El espejo le devolvía un reflejo que Greta no reconocía.
Un vestido blanco, sencillo pero imponente.
Un peinado alto con rizos cayendo sobre su cuello.
Y unos ojos celestes… que se negaban a aceptar lo que estaba a punto de pasar.
Greta tragó saliva, sus dedos temblando sobre el ramo de rosas amarillas.
—Bark… —susurró— ¿de verdad tengo que hacerlo?
La voz de su lobo fue suave, casi triste.
—Es un trato que tú misma hiciste, pequeña.
Y lamento ser la razón de tu sacrificio.
Greta cerró los ojos.
—Yo haría cualquier cosa por no perderte, Bark. Eres… mi otra mitad. Te amo con mi alma.

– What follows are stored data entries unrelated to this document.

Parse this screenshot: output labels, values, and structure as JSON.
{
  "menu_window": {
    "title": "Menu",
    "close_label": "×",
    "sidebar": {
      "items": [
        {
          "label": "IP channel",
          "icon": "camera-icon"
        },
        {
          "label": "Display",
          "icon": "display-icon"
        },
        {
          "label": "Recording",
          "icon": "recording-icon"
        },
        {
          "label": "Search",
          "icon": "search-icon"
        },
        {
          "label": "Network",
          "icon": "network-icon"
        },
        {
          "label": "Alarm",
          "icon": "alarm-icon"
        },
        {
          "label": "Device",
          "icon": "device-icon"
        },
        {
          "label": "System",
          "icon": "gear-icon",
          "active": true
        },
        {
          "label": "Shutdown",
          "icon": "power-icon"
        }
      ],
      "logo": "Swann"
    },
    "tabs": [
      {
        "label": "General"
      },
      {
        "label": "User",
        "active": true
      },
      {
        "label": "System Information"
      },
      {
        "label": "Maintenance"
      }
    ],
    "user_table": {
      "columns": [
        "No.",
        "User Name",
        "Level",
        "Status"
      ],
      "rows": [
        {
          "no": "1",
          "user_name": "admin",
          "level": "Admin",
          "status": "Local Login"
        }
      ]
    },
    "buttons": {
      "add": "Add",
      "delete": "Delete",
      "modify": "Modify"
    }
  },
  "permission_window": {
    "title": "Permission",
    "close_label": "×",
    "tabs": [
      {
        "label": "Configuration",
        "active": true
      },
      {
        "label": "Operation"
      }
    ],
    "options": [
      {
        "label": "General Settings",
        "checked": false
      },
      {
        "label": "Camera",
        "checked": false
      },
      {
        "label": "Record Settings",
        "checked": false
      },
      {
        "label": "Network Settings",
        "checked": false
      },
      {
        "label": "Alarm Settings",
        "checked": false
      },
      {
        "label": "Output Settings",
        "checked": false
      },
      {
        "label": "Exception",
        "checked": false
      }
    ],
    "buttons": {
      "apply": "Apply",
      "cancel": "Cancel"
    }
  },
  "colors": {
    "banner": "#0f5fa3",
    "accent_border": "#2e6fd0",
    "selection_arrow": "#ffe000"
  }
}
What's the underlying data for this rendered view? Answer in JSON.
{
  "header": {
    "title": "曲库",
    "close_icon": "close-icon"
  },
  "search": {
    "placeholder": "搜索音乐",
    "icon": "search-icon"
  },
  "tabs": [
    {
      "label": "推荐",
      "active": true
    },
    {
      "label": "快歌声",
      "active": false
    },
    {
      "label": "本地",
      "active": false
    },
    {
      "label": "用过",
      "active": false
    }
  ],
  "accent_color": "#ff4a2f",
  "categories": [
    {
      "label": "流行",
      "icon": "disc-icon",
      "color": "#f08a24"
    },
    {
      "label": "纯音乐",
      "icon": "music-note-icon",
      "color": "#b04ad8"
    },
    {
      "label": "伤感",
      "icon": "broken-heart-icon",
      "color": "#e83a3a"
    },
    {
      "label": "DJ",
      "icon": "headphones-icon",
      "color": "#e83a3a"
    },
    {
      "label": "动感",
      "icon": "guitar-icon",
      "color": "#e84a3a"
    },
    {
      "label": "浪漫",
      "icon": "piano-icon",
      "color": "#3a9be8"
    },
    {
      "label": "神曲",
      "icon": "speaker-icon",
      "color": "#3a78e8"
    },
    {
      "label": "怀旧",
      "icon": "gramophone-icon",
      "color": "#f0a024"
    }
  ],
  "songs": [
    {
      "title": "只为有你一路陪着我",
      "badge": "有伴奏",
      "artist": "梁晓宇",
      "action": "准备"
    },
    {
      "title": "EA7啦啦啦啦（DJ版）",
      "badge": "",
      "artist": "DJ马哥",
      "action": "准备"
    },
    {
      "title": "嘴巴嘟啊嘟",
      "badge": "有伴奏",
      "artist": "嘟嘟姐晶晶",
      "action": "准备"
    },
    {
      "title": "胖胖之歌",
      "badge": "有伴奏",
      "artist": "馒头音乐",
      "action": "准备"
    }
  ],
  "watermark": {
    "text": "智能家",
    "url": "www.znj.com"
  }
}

Bark ronroneó en su mente, protector.
—Yo también te amo, Greta.
Vamos… tú puedes.
Es Theo… y sé que lo amas, aunque te mate admitirlo.
Hoy solo… disfruta el día.
Antes de que pudiera responder, tocaron la puerta.
Greta se tensó.
El recuerdo de Eduard todavía ardía en su piel y en su mente.
Respiró hondo, abrió… y dos guerreros enormes estaban allí, haciendo una reverencia.